Kata Yo Han ketika melihat serangan yang mendatangkan angin pukulan dahsyat itu menyambar dirinya dan dia pun menggerakkan kedua tangannya yang mula-mula menyembah ke atas, terus turun ke bawah melalui depan dahi, hidung, mulut terus ke ulu hati, lalu kedua lengan dikembangkan dan tangan ke kanan kiri, terus ke bawah membentuk lingkaran, bertemu di bawah dalam keadaan menyembah lagi dan kedua tangan ini dengan kedua telapak tangan terbuka lalu menghadap ke depan dan lengannya diluruskan.
Tidak ada hawa pukulan keluar dari kedua tangan Yo Han ini, akan tetapi tiba-tiba Ban-tok Mo-ko mengeluarkan seruan kaget karena dia merasa betapa hawa pukulan kedua tangan membalik dan biarpun dia sudah bertahan, tetap saja dia terpelanting oleh kuatnya hawa pukulannya sendiri yang membalik!

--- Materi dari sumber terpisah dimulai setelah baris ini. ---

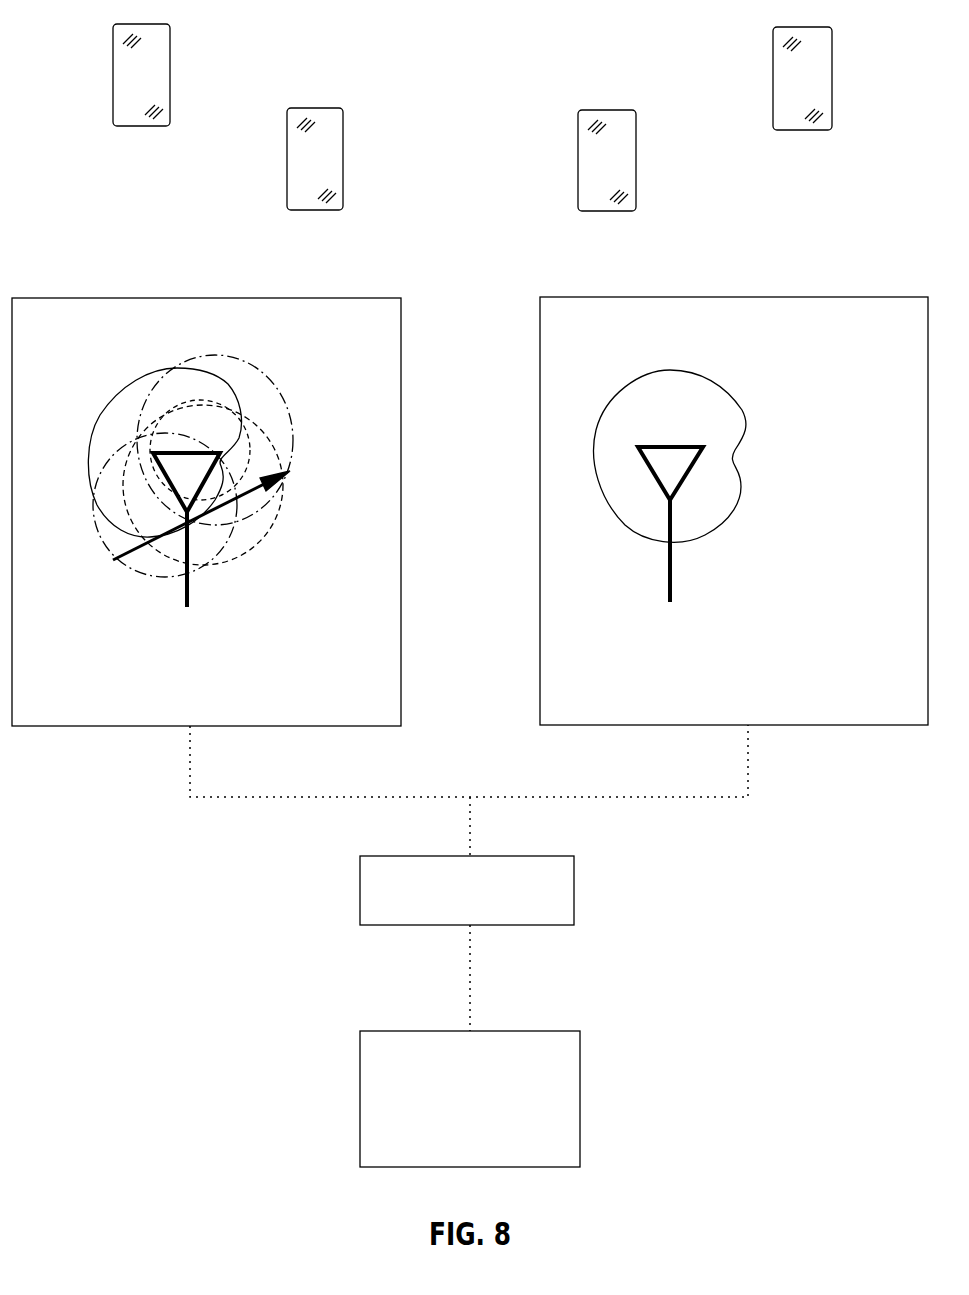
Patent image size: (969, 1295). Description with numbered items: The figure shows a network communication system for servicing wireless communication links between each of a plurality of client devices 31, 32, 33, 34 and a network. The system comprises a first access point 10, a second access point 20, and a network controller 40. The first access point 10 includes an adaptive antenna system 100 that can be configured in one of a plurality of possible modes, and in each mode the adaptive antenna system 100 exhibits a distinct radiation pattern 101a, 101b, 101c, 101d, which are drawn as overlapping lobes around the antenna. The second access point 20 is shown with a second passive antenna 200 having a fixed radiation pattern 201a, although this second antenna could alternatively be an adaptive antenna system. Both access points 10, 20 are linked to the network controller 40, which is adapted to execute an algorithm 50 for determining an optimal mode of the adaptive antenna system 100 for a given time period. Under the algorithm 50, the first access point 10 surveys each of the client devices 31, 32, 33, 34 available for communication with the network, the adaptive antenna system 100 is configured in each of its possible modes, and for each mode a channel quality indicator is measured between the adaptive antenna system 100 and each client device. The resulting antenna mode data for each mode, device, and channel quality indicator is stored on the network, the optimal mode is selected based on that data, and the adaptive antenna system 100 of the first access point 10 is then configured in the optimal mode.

The first access point 10 is at (402, 398).
The second access point 20 is at (540, 507).
The client device 31 is at (112, 82).
The client device 32 is at (287, 162).
The client device 33 is at (636, 163).
The client device 34 is at (832, 78).
The network controller 40 is at (358, 1103).
The algorithm 50 is at (358, 893).
The adaptive antenna system 100 is at (190, 594).
The radiation pattern 101a is at (104, 394).
The radiation pattern 101b is at (287, 402).
The radiation pattern 101c is at (276, 521).
The radiation pattern 101d is at (151, 578).
The second passive antenna 200 is at (673, 588).
The fixed radiation pattern 201a is at (634, 380).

“Ho-ho, anak ini memang perlu dihajar!” kata Thian-te Tok-ong, kaget dan juga tertarik sekali melihat betapa sutenya yang dia tahu memiliki ilmu kepandaian yang hanya di bawah tingkatnya, sampai terpelanting jatuh.
Dia pun mengebutkan lengan baju kanannya. Dia memukul dari jauh, menggunakan hawa pukulan yang amat dahsyat, kemudian tongkat di tangan kirinya menyusul, menotok ke arah pusar Yo Han.

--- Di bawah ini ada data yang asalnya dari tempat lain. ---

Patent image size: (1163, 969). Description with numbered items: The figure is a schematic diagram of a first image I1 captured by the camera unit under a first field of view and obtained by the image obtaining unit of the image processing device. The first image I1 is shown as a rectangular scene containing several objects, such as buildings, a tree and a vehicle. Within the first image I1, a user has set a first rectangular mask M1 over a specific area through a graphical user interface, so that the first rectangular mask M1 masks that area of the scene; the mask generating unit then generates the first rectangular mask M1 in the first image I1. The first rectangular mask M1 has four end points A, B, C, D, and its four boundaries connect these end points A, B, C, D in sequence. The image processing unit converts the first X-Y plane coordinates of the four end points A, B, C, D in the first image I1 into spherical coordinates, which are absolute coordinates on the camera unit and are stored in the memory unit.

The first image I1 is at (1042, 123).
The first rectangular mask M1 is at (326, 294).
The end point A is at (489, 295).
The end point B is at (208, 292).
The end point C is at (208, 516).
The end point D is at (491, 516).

“Maaf, Supek!” kata pula Yo Han.
Dia tahu betapa dahsyatnya serangan ini, maka kembali dia menggerakkan kedua tangannya sesuai dengan ilmu yang baru saja dilatih di bawah petunjuk kakek Ciu Lam Hok, yaitu ilmu yang disebut Bu-kek-hoat-keng. Begitu kedua tangannya membuat gerakan memutar dan menyambut tamparan dan totokan tongkat, seperti yang terjadi pada Ban-tok Mo-ko tadi, tiba-tiba Thian-te Tok-ong juga berseru kaget dan biarpun dia tidak terpelanting seperti sutenya, namun dia terhuyung ke belakang dan dua serangannya tadi membalik, tangan kanan menampar kepala sendiri dan tongkatnya membalik ke arah pusarnya sendiri!

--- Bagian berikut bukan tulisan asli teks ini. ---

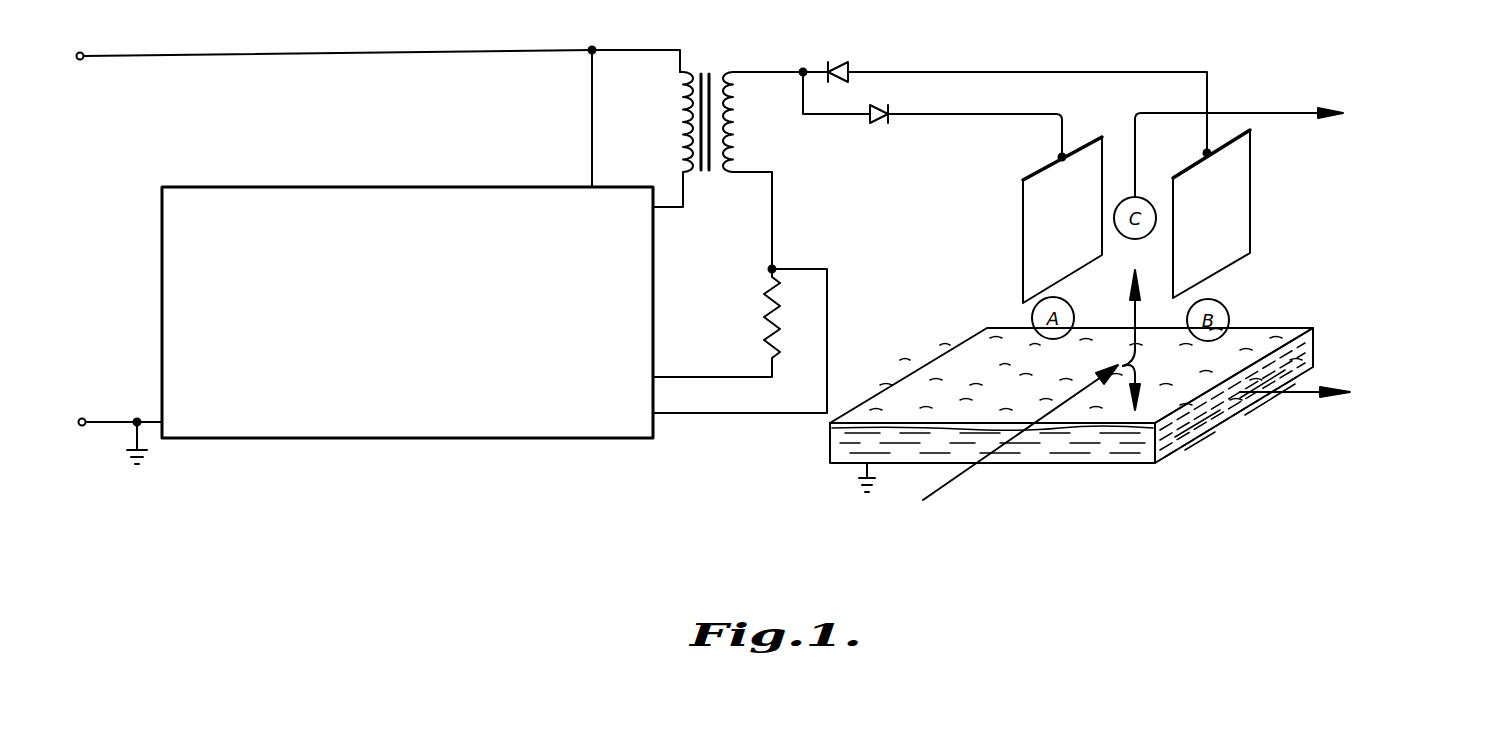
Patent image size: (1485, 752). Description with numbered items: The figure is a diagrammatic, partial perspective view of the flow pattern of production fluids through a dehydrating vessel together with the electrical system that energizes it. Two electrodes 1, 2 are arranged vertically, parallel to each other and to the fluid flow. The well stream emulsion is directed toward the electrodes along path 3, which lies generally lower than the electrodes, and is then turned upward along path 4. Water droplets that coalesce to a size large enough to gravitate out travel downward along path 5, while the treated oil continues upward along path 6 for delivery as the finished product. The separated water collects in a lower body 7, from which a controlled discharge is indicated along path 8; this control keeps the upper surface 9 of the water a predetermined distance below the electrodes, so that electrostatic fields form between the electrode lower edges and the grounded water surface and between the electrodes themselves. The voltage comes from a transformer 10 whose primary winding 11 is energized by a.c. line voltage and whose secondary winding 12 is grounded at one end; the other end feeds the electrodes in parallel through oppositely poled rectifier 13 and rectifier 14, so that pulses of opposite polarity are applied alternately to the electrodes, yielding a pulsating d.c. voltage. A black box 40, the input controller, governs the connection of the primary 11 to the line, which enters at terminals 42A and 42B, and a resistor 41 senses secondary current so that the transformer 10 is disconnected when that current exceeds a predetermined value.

The electrode 1 is at (1023, 212).
The electrode 2 is at (1250, 186).
The emulsion path 3 is at (963, 472).
The upward flow path 4 is at (1132, 311).
The water droplet path 5 is at (1140, 368).
The oil path 6 is at (1137, 158).
The lower body 7 is at (1310, 348).
The water discharge path 8 is at (1307, 394).
The upper surface 9 is at (1260, 330).
The transformer 10 is at (656, 140).
The primary winding 11 is at (682, 121).
The secondary winding 12 is at (763, 170).
The rectifier 13 is at (839, 61).
The rectifier 14 is at (879, 124).
The black box 40 is at (700, 306).
The resistor 41 is at (781, 320).
The input terminal 42A is at (379, 110).
The input terminal 42B is at (121, 432).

“Hemm, Bu-kek-hoat-keng....!”
Seru kakek bertubuh pendek kecil ini setelah mampu mengembalikan keseimbangannya, mukanya agak pucat karena dia tadi merasa kaget bukan main ketika kedua serangannya membalik secara aneh sekali
“Yo Han!” bentak Ban-tok Mo-ko. “Berani engkau mencampuri urusan pribadi Thian-li-pang?”
Yo Han memberi hormat kepada dua orang kakek itu.
“Jiwi Supek (Uwa Guru Berdua), harap maafkan saya. Sebagai murid Suhu Ciu Lam Hok, maka saya pun berhak mencampuri urusan Thian-li-pang dan apa yang saya lakukan ini adalah untuk memenuhi pesan dari Suhu. Thian-li-pang sejak dahulu adalah perkumpulan para pendekar yang berjiwa patriot. Akan tetapi semenjak Thian-li-pang dibawa bersekutu dan bersahabat dengan Pek-lian-kauw, apa jadinya? Thian-li-pang melupakan sumbernya, dan anak buahnya banyak yang mengikuti jejak Pek-lian-kauw, tidak segan melakukan kejahatan dengan berkedok perjuangan. Suhu pesan kepada saya untuk mengembalikan Thian-li-pang ke jalan benar.”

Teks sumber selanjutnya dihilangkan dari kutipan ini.